Durante tres años nuestro Señor anduvo por los hospitales: se pasaba el día entero en una enfermería, en una ocasión a todo su alrededor pusieron a los enfermos en las calles y en todo momento el mal físico cruzaba su camino de una manera u otra. Él extendía su mano o hablaba la palabra y sanaba todo tipo de dolencias, porque era parte del trabajo de toda su vida. «Iré a sanarlo», dijo él, porque era un médico que constantemente estaba ejerciendo y pasaba visitas enseguida para ver al paciente. «Él se ocupaba de hacer el bien» y en todo esto le hacía saber a su pueblo que su intención no era bendecir solo una parte del hombre, sino toda nuestra naturaleza, llevando sobre sí no solo nuestros pecados, sino también nuestras enfermedades.

Jesús quiere bendecir tanto el cuerpo como el alma, y aunque por el tiempo presente él ha dejado nuestro cuerpo en gran parte bajo el control de la enfermedad, porque todavía «el cuerpo está muerto a causa del pecado, pero el Espíritu que está en ustedes es vida a causa de la justicia» (Romanos 8:10), no obstante, cada miembro restaurado, cada ojo abierto y cada herida sanada es una señal de que Jesús se interesa por nuestra carne y nuestros huesos y quiere que el cuerpo comparta los beneficios de su muerte mediante una gloriosa resurrección.

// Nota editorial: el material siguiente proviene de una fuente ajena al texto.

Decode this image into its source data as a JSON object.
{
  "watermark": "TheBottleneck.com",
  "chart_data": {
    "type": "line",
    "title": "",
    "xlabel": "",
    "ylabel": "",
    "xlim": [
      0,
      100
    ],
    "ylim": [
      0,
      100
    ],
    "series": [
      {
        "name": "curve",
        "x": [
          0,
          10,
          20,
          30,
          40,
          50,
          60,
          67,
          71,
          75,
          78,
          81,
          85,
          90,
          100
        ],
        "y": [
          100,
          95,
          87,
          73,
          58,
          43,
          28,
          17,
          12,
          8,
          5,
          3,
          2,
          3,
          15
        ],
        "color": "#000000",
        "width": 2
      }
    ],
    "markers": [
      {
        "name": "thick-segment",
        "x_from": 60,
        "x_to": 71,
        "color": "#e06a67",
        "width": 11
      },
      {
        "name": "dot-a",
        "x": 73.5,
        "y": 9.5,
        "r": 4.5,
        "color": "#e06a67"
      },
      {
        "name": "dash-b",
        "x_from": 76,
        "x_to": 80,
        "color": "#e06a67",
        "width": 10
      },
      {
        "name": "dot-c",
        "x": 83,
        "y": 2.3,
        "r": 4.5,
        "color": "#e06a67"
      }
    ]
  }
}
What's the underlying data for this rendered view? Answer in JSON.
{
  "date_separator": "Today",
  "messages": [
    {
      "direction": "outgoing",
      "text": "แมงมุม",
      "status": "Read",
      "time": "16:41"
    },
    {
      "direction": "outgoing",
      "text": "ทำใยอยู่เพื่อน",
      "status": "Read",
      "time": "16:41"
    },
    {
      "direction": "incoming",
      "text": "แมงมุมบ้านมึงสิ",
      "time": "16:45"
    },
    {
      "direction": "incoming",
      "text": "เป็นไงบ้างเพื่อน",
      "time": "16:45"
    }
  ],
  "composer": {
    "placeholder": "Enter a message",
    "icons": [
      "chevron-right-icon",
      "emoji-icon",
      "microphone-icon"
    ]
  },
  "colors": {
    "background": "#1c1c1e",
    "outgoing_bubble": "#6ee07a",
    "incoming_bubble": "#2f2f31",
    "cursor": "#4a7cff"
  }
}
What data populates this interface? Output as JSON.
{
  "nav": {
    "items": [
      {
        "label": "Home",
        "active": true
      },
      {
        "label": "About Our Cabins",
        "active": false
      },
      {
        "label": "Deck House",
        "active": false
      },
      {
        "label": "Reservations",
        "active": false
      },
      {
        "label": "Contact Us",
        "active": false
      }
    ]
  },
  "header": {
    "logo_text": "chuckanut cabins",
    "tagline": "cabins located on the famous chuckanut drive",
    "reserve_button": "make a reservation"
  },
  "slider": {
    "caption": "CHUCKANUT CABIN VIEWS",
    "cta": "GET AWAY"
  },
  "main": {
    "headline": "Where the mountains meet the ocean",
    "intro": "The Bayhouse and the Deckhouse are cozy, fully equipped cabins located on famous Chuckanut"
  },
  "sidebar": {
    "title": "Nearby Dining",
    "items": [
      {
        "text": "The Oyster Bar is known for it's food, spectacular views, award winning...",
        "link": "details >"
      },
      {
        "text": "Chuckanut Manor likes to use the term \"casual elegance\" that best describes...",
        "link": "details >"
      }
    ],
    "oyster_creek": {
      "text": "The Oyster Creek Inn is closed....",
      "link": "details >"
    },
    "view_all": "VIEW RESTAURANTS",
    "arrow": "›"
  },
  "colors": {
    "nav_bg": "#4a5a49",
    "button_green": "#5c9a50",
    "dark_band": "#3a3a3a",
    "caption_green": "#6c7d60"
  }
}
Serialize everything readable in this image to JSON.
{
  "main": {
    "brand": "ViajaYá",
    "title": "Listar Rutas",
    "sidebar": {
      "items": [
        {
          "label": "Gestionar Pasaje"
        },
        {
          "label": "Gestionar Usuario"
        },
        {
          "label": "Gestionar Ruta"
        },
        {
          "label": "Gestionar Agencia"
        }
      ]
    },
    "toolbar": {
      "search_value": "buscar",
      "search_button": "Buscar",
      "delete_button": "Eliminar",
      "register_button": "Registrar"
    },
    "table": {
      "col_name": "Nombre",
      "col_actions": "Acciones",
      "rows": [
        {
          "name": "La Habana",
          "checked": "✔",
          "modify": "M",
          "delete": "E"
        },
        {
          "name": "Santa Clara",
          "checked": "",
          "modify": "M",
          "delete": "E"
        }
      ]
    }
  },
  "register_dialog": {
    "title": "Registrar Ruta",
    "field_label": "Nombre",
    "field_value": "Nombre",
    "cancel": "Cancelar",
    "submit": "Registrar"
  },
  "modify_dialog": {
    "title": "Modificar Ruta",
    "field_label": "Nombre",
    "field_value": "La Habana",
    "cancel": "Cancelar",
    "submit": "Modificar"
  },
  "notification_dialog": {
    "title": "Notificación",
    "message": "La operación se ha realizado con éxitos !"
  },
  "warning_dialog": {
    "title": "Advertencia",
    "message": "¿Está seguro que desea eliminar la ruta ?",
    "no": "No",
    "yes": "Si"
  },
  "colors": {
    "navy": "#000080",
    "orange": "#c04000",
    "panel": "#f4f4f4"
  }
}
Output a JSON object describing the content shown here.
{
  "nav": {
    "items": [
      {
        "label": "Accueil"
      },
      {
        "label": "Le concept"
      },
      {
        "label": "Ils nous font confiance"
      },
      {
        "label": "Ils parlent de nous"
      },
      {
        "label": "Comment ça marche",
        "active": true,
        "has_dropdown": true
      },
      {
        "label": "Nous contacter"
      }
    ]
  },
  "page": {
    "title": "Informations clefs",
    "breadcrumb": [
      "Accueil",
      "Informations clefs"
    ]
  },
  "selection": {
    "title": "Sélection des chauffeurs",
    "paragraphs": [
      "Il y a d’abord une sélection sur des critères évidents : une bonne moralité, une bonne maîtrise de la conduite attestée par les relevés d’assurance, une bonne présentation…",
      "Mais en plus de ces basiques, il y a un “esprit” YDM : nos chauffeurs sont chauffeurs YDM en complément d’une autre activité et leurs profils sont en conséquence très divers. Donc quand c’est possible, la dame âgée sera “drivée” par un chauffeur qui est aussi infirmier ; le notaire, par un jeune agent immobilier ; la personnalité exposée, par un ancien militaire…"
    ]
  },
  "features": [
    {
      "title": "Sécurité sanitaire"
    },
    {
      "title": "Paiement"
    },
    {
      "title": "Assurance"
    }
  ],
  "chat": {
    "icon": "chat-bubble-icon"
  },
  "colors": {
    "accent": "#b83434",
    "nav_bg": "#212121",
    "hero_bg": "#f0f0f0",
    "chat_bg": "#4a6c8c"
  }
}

La genialidad del cristianismo es sentir pena por los pecadores y los que sufren. Que la iglesia sea sanadora como su Señor: al menos si no puede desprender sanidad con el borde de su manto ni «decir la palabra» para que la enfermedad huya, que esté entre los más dispuestos a ayudar en todo lo que pueda mitigar el dolor o socorrer en la pobreza.